When I lived in Malaysia for a while, there were a few things I missed, like my beloved bone broth. But now that I’m back in the UK and the weather is somewhat cooler, the bone broth has been made a comeback.

I love having a mug of bone broth, and I often also use my bone broth as a base for many of my meals. It gives depth to the taste of a meal – be it a soup-based dish, a gravy to go with the roast or something like a chilli. It’s also highly nutritious, and makes a comforting winter drink. There’s a reason grandma would put on a pot of homemade chicken soup when someone got sick. And it’s also good for the soul.

What’s more, bone broth is good for healing the gut. Hippocrates, the father of medicine, said, “All health begins in the gut,” and if nothing else, this is surely the reason to indulge in bone broth – apart from that it’s tastes so dang good, that is.

Why is our gut so important?

If you think about it, although our gut is inside our body, it’s exposed to the outside. Hence, it is a barrier between the outside world and the rest of our body. It also releases enzymes that help us digest our food and absorb nutrients. If we don’t keep our gut healthy, our digestion could be impaired and so could our ability to absorb those precious nutrients, which means that even if you’re eating all the right foods, you might not be getting benefit from them, because of a damaged or less than healthy gut lining.

Step up, bone broth.

Bone broth is packed full of vitamins and minerals such as magnesium, phosphorous and calcium. Then there’s collagen, gelatine, amino acids, and other compounds such as glucosamine. These nutrients help to keep our skin and hair looking amazing and our joints healthy, while also being healing to our gut. Add to that the immunity boosting properties of a good cup of broth and it’s no wonder this has been praised for centuries.

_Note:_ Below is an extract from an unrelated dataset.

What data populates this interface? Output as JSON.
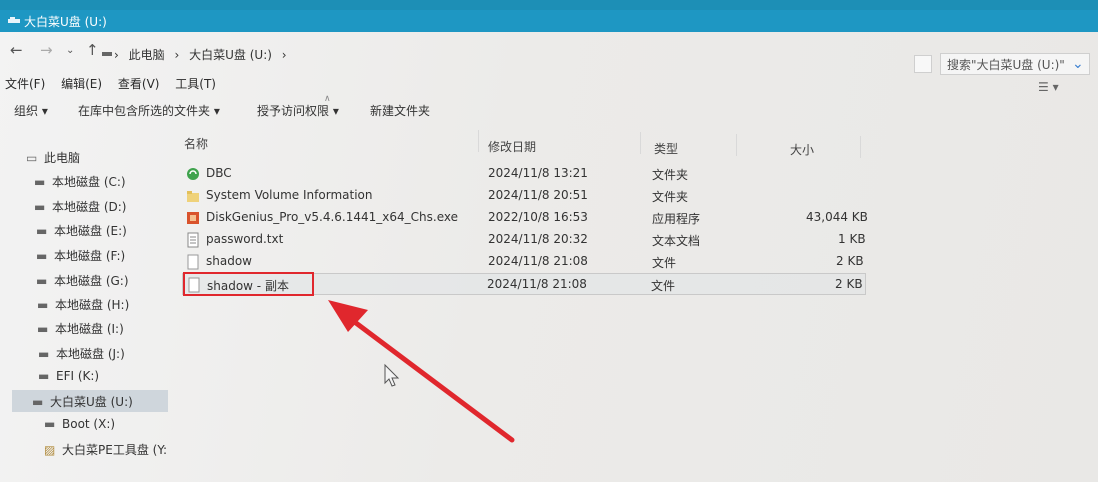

Bone broth is cooked for 12-24 hours. It’s this lengthy cooking time that draws out all the goodness from the bones. You can use the bones from chicken, turkey, pork or beef, even fish, and it’s best to use bones from organically raised or grass-fed animals to ensure the highest quality of nutrients possible.

Bone broth is ridiculously easy to make, especially if you use a slow-cooker and you can then pretty much set it and forget it – until it’s done. Here’s how.

How to Make Bone Broth

Put the bones into a large pot that has a lid, or into your slow cooker. Make sure that your pot or slow cooker can hold enough water to fully cover the bones by about a couple of inches. Fill with plenty of cold water. The more water you add, the more broth you’ll get in the end and leave an inch of gap at the top or you risk the liquid bubbling over.

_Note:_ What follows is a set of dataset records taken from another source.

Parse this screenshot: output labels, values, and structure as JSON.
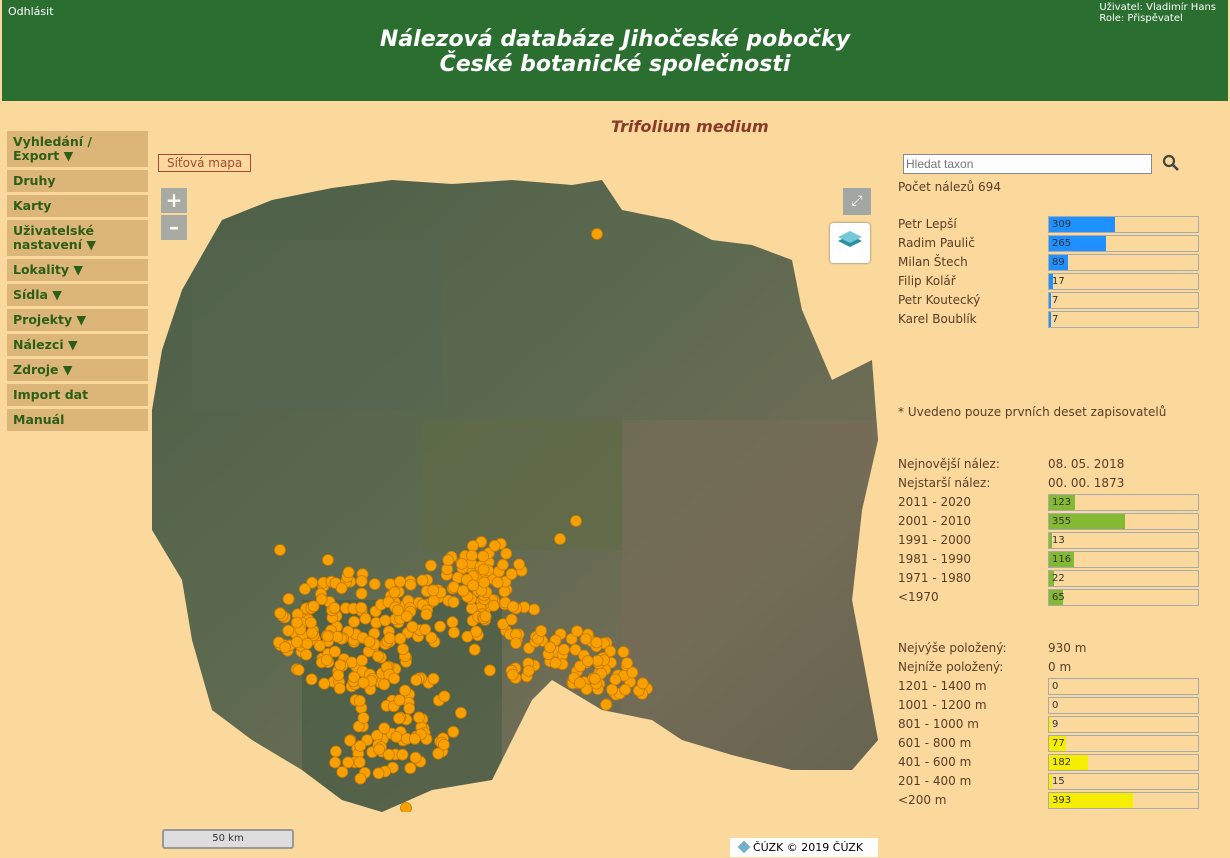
{
  "header": {
    "logout": "Odhlásit",
    "user": "Uživatel: Vladimír Hans",
    "role": "Role: Přispěvatel",
    "title_line1": "Nálezová databáze Jihočeské pobočky",
    "title_line2": "České botanické společnosti"
  },
  "sidebar": {
    "items": [
      {
        "label": "Vyhledání / Export ▼"
      },
      {
        "label": "Druhy"
      },
      {
        "label": "Karty"
      },
      {
        "label": "Uživatelské nastavení ▼"
      },
      {
        "label": "Lokality ▼"
      },
      {
        "label": "Sídla ▼"
      },
      {
        "label": "Projekty ▼"
      },
      {
        "label": "Nálezci ▼"
      },
      {
        "label": "Zdroje ▼"
      },
      {
        "label": "Import dat"
      },
      {
        "label": "Manuál"
      }
    ]
  },
  "taxon": "Trifolium medium",
  "map": {
    "grid_button": "Síťová mapa",
    "zoom_in": "+",
    "zoom_out": "–",
    "scale": "50 km",
    "copyright": "ČÚZK © 2019 ČÚZK",
    "marker_color": "#f7a000"
  },
  "search": {
    "placeholder": "Hledat taxon"
  },
  "stats": {
    "count": "Počet nálezů 694",
    "observers": [
      {
        "name": "Petr Lepší",
        "value": 309
      },
      {
        "name": "Radim Paulič",
        "value": 265
      },
      {
        "name": "Milan Štech",
        "value": 89
      },
      {
        "name": "Filip Kolář",
        "value": 17
      },
      {
        "name": "Petr Koutecký",
        "value": 7
      },
      {
        "name": "Karel Boublík",
        "value": 7
      }
    ],
    "observers_color": "#1e90ff",
    "note": "* Uvedeno pouze prvních deset zapisovatelů",
    "newest_label": "Nejnovější nález:",
    "newest_value": "08. 05. 2018",
    "oldest_label": "Nejstarší nález:",
    "oldest_value": "00. 00. 1873",
    "years": [
      {
        "label": "2011 - 2020",
        "value": 123
      },
      {
        "label": "2001 - 2010",
        "value": 355
      },
      {
        "label": "1991 - 2000",
        "value": 13
      },
      {
        "label": "1981 - 1990",
        "value": 116
      },
      {
        "label": "1971 - 1980",
        "value": 22
      },
      {
        "label": "<1970",
        "value": 65
      }
    ],
    "years_color": "#84b934",
    "highest_label": "Nejvýše položený:",
    "highest_value": "930 m",
    "lowest_label": "Nejníže položený:",
    "lowest_value": "0 m",
    "altitudes": [
      {
        "label": "1201 - 1400 m",
        "value": 0
      },
      {
        "label": "1001 - 1200 m",
        "value": 0
      },
      {
        "label": "801 - 1000 m",
        "value": 9
      },
      {
        "label": "601 - 800 m",
        "value": 77
      },
      {
        "label": "401 - 600 m",
        "value": 182
      },
      {
        "label": "201 - 400 m",
        "value": 15
      },
      {
        "label": "<200 m",
        "value": 393
      }
    ],
    "altitudes_color": "#f5ee00"
  }
}
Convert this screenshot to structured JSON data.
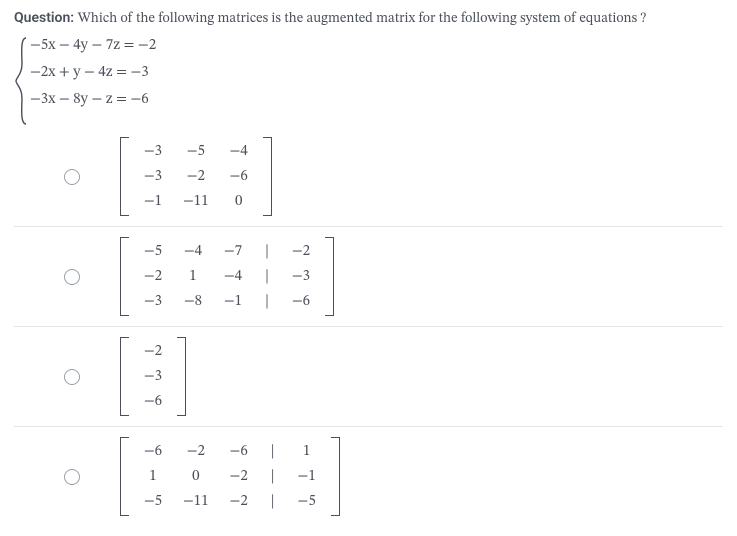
{
  "question": {
    "label": "Question:",
    "text": "Which of the following matrices is the augmented matrix for the following system of equations ?"
  },
  "system": {
    "eq1": "−5x − 4y − 7z = −2",
    "eq2": "−2x + y − 4z = −3",
    "eq3": "−3x − 8y − z = −6"
  },
  "options": {
    "a": {
      "rows": [
        [
          "−3",
          "−5",
          "−4"
        ],
        [
          "−3",
          "−2",
          "−6"
        ],
        [
          "−1",
          "−11",
          "0"
        ]
      ],
      "augmented": false
    },
    "b": {
      "rows": [
        [
          "−5",
          "−4",
          "−7",
          "−2"
        ],
        [
          "−2",
          "1",
          "−4",
          "−3"
        ],
        [
          "−3",
          "−8",
          "−1",
          "−6"
        ]
      ],
      "augmented": true
    },
    "c": {
      "rows": [
        [
          "−2"
        ],
        [
          "−3"
        ],
        [
          "−6"
        ]
      ],
      "augmented": false
    },
    "d": {
      "rows": [
        [
          "−6",
          "−2",
          "−6",
          "1"
        ],
        [
          "1",
          "0",
          "−2",
          "−1"
        ],
        [
          "−5",
          "−11",
          "−2",
          "−5"
        ]
      ],
      "augmented": true
    }
  }
}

Next, add a good splash of apple cider vinegar to the pot. This step is optional. If you don’t have the vinegar in your pantry, don’t worry about it. You can add a splash of red wine or white vinegar if you’d like. The vinegar helps get all the minerals out of the bones and into the broth.

As a variation and to add a different flavour to your broth, you could also throw in some vegetables – a carrot, a stick or two of celery, an onion or a leek. I often freeze my vegetable cut offs and use them when making my broth. Or flavour it with peppercorns and a bay leaf.

Cover the pot with the lid and crank up the heat until everything comes to a full boil, then reduce the heat to a simmer. If you’re using a slow cooker, set it on low. Cook your bone broth for a minimum of 12 hours.

If you’re using a pot, be sure to keep an eye on the water level and that there’s always plenty of liquid in your pot and that the bones are always covered.

Of course you don’t want to simmer the broth while you’re out of the house or sleeping. Start the broth in the morning on a day when you know you’ll be home. Simmer it all day until you’re ready to go to bed. Turn off the burner for the night, but keep the broth sitting on the stove. In the morning, bring the liquid back to a boil and continue simmering. After it has cooked for at least 12 hours, the broth is ready, woo hoo!

You’ll have a clear, richly coloured broth. You can either use it immediately or leave it to cool, and then strain the liquid into a mason jar or a kilner jar and store it in the fridge. After it’s been in the fridge for a few hours, you’ll notice that the broth takes on a jelly-like texture, which is exactly what you want. A layer of fat will form on the top – this is perfectly nutritious too.

Your broth will keep for several days in the fridge, or you can freeze it too and it’ll keep for a month. Enjoy and let me know how you get on with it.